The jury is still out on Washington's big effort to wring costs out of America's 401(k) system by making the industry disclose those costs more clearly. But a wave of recent price cuts by big-name mutual fund companies suggests that the new reform efforts are gaining traction.
In recent months, MFS, Putnam, John Hancock, Janus and Columbia separately began offering cheaper versions of many of their funds to use in retirement plans. For example, MFS now offers a retirement-plan share class of its $21 billion MFS Value (MEIKX) fund, which costs investors $60 a year for every $10,000 invested. That's in addition to the company's four other retirement share classes that charge anywhere from $69 to $169. Likewise, new share classes for the $4.5 billion Putnam Fund for Growth & Income (PGREX) charge as little as $58 a year per $10,000, compared with $137 for its other retirement shares.
Across the market, the average annual fee paid by investors in active stocks funds last year was $93 per $10,000 invested, according to the Investment Company Institute.

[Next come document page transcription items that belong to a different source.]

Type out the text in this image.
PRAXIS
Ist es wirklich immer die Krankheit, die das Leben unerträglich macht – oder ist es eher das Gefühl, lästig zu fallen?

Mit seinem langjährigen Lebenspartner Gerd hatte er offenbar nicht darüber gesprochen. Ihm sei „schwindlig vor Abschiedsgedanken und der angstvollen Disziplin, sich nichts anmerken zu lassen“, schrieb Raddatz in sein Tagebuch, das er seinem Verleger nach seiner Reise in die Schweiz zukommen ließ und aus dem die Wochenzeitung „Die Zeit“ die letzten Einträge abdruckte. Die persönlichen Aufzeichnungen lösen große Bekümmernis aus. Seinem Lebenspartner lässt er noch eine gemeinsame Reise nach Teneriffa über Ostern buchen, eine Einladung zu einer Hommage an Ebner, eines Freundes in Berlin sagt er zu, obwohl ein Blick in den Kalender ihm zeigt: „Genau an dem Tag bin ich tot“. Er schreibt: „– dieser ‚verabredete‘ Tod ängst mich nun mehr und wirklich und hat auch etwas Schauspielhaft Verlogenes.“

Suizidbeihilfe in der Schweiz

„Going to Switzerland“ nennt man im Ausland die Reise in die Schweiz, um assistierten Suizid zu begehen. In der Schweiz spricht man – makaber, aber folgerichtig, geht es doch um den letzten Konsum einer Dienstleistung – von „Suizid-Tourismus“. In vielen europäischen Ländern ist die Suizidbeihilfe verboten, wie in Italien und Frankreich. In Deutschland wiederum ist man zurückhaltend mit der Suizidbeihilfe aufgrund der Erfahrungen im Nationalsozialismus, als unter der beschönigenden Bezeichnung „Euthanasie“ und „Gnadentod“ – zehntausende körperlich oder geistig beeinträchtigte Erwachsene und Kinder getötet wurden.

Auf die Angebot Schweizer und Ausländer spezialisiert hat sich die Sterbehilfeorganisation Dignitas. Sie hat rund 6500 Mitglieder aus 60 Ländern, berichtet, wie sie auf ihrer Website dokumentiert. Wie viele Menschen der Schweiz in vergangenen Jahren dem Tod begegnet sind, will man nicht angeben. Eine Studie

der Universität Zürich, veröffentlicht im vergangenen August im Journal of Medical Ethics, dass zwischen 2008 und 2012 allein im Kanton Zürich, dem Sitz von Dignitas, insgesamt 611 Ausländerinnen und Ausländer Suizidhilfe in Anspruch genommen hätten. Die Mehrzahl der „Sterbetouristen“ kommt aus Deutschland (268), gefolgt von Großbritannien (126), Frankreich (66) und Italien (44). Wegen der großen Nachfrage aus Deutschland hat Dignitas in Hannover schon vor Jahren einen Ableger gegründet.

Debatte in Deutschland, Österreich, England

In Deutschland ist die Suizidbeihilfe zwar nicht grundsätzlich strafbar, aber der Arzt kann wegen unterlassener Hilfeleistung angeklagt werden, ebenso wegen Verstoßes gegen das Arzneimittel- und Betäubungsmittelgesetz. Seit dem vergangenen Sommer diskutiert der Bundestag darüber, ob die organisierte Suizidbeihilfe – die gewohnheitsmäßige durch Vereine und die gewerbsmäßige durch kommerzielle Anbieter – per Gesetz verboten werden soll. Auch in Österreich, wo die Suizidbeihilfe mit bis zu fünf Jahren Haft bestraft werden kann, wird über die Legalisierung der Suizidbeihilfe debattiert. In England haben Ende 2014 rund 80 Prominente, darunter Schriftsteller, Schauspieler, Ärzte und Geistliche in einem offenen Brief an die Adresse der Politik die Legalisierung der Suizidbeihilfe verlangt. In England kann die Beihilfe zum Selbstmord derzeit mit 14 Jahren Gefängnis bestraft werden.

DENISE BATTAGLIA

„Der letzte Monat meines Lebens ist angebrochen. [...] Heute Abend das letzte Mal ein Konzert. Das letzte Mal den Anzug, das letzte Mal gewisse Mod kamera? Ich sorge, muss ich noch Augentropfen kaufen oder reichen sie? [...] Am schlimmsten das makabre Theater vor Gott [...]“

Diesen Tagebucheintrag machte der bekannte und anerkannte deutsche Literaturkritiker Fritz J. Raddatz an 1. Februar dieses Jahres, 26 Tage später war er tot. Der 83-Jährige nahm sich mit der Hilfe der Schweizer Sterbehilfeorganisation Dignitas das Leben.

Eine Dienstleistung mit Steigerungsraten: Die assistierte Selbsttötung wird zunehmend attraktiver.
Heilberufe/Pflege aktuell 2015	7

While investors won't all realize such eye-popping savings -- 401(k)s are a bit more complicated than that -- the changes are good news for retirement savers, according to Ryan Mullen, head of the defined contribution investments business at MFS. "Ultimately, this is going to mean lower fees," he says.

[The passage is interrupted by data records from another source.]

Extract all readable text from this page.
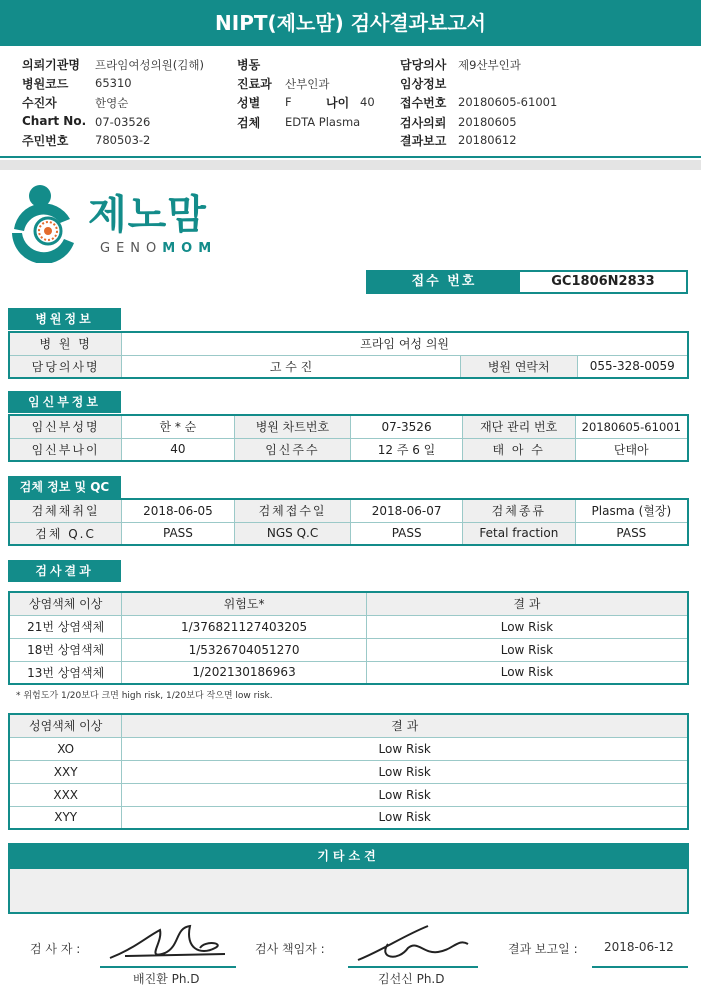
NIPT(제노맘) 검사결과보고서
의뢰기관명 프라임여성의원(김해)
병원코드 65310
수진자	한영순
Chart No. 07-03526
주민번호 780503-2
병동
진료과 산부인과
성별 F	나이 40
검체 EDTA Plasma
담당의사 제9산부인과
임상정보
접수번호 20180605-61001
검사의뢰 20180605
결과보고 20180612
제노맘
GENOMOM
접수 번호	GC1806N2833
병원정보
병 원 명	프라임 여성 의원		
담당의사명	고 수 진	병원 연락처	055-328-0059
임신부정보
임신부성명	한 * 순	병원 차트번호	07-3526	재단 관리 번호	20180605-61001
임신부나이	40	임신주수	12 주 6 일	태 아 수	단태아
검체 정보 및 QC
검체채취일	2018-06-05	검체접수일	2018-06-07	검체종류	Plasma (혈장)
검체 Q.C	PASS	NGS Q.C	PASS	Fetal fraction	PASS
검사결과
상염색체 이상	위험도*	결 과
21번 상염색체	1/376821127403205	Low Risk
18번 상염색체	1/5326704051270	Low Risk
13번 상염색체	1/202130186963	Low Risk
* 위험도가 1/20보다 크면 high risk, 1/20보다 작으면 low risk.
성염색체 이상	결 과
XO	Low Risk
XXY	Low Risk
XXX	Low Risk
XYY	Low Risk
기타소견
검 사 자 :
배진환 Ph.D
검사 책임자 :
김선신 Ph.D
결과 보고일 : 2018-06-12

Experts say the moves, previously reported by the trade journal Ignites, are a response to the Labor Department's effort to squeeze waste from retirement plans by requiring plan providers to give employers much more information about who pays what.

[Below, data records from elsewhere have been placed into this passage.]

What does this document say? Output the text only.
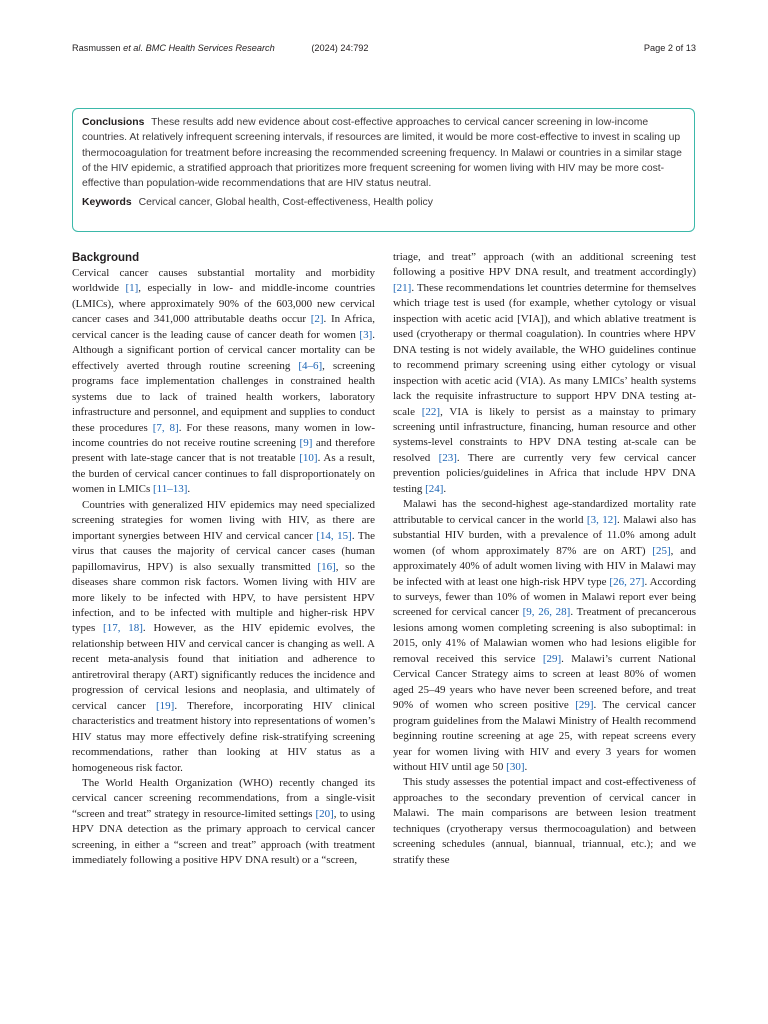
Rasmussen et al. BMC Health Services Research	(2024) 24:792	Page 2 of 13

Conclusions These results add new evidence about cost-effective approaches to cervical cancer screening in low-income countries. At relatively infrequent screening intervals, if resources are limited, it would be more cost-effective to invest in scaling up thermocoagulation for treatment before increasing the recommended screening frequency. In Malawi or countries in a similar stage of the HIV epidemic, a stratified approach that prioritizes more frequent screening for women living with HIV may be more cost-effective than population-wide recommendations that are HIV status neutral.

Keywords Cervical cancer, Global health, Cost-effectiveness, Health policy

Background

Cervical cancer causes substantial mortality and morbidity worldwide [1], especially in low- and middle-income countries (LMICs), where approximately 90% of the 603,000 new cervical cancer cases and 341,000 attributable deaths occur [2]. In Africa, cervical cancer is the leading cause of cancer death for women [3]. Although a significant portion of cervical cancer mortality can be effectively averted through routine screening [4–6], screening programs face implementation challenges in constrained health systems due to lack of trained health workers, laboratory infrastructure and personnel, and equipment and supplies to conduct these procedures [7, 8]. For these reasons, many women in low-income countries do not receive routine screening [9] and therefore present with late-stage cancer that is not treatable [10]. As a result, the burden of cervical cancer continues to fall disproportionately on women in LMICs [11–13].

Countries with generalized HIV epidemics may need specialized screening strategies for women living with HIV, as there are important synergies between HIV and cervical cancer [14, 15]. The virus that causes the majority of cervical cancer cases (human papillomavirus, HPV) is also sexually transmitted [16], so the diseases share common risk factors. Women living with HIV are more likely to be infected with HPV, to have persistent HPV infection, and to be infected with multiple and higher-risk HPV types [17, 18]. However, as the HIV epidemic evolves, the relationship between HIV and cervical cancer is changing as well. A recent meta-analysis found that initiation and adherence to antiretroviral therapy (ART) significantly reduces the incidence and progression of cervical lesions and neoplasia, and ultimately of cervical cancer [19]. Therefore, incorporating HIV clinical characteristics and treatment history into representations of women’s HIV status may more effectively define risk-stratifying screening recommendations, rather than looking at HIV status as a homogeneous risk factor.

The World Health Organization (WHO) recently changed its cervical cancer screening recommendations, from a single-visit “screen and treat” strategy in resource-limited settings [20], to using HPV DNA detection as the primary approach to cervical cancer screening, in either a “screen and treat” approach (with treatment immediately following a positive HPV DNA result) or a “screen,

triage, and treat” approach (with an additional screening test following a positive HPV DNA result, and treatment accordingly) [21]. These recommendations let countries determine for themselves which triage test is used (for example, whether cytology or visual inspection with acetic acid [VIA]), and which ablative treatment is used (cryotherapy or thermal coagulation). In countries where HPV DNA testing is not widely available, the WHO guidelines continue to recommend primary screening using either cytology or visual inspection with acetic acid (VIA). As many LMICs’ health systems lack the requisite infrastructure to support HPV DNA testing at-scale [22], VIA is likely to persist as a mainstay to primary screening until infrastructure, financing, human resource and other systems-level constraints to HPV DNA testing at-scale can be resolved [23]. There are currently very few cervical cancer prevention policies/guidelines in Africa that include HPV DNA testing [24].

Malawi has the second-highest age-standardized mortality rate attributable to cervical cancer in the world [3, 12]. Malawi also has substantial HIV burden, with a prevalence of 11.0% among adult women (of whom approximately 87% are on ART) [25], and approximately 40% of adult women living with HIV in Malawi may be infected with at least one high-risk HPV type [26, 27]. According to surveys, fewer than 10% of women in Malawi report ever being screened for cervical cancer [9, 26, 28]. Treatment of precancerous lesions among women completing screening is also suboptimal: in 2015, only 41% of Malawian women who had lesions eligible for removal received this service [29]. Malawi’s current National Cervical Cancer Strategy aims to screen at least 80% of women aged 25–49 years who have never been screened before, and treat 90% of women who screen positive [29]. The cervical cancer program guidelines from the Malawi Ministry of Health recommend beginning routine screening at age 25, with repeat screens every year for women living with HIV and every 3 years for women without HIV until age 50 [30].

This study assesses the potential impact and cost-effectiveness of approaches to the secondary prevention of cervical cancer in Malawi. The main comparisons are between lesion treatment techniques (cryotherapy versus thermocoagulation) and between screening schedules (annual, biannual, triannual, etc.); and we stratify these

A key concern for regulators are pricier mutual fund share classes that collect money from investors not just for picking stocks but also to defray other plan costs like keeping track of account balances, mailing out statements, and even paying the stockbrokers that helped design the plans. To be sure, these gold-plated versions will still remain available to employers that prefer them. And because the new cheap versions are bare bones, some plans that adopt them may need to slap participants with separate administrative fees to make up for some of the lost revenue.
Nonetheless, touting the potential of the low-cost shares is something of a departure for Wall Street. Last year, when the Investment Company Institute, the fund industry's powerful trade group, published a major study of retirement plans, it emphasized plan size and account balances as "primary drivers" of costs -- and didn't examine whether fee structures might inflate what investors pay.
On Monday, a spokesman for the institute said, "Long experience in the mutual fund industry shows that disclosure fosters competition and competition drives down fees, to the benefit of investors."
One way the new low-priced share classes are likely reduce overall fees is simply by focusing employers' attention more closely on what they are asking their employees to pay, experts say.
That's especially true when small companies grow into large ones, according to Peter Whitman, head of Putnam's defined contribution investment only group.
Because of economies of scale, workers at small employers tend to pay more -- a fact of life. In the past, however, fast-growing companies haven't necessarily been aggressive about grabbing the discounts that their greater size entitles them to. For those companies, in particular, the emergence of lower share classes could still have a significant impact. "It's more transparent," Whitman says. "It lowers expenses."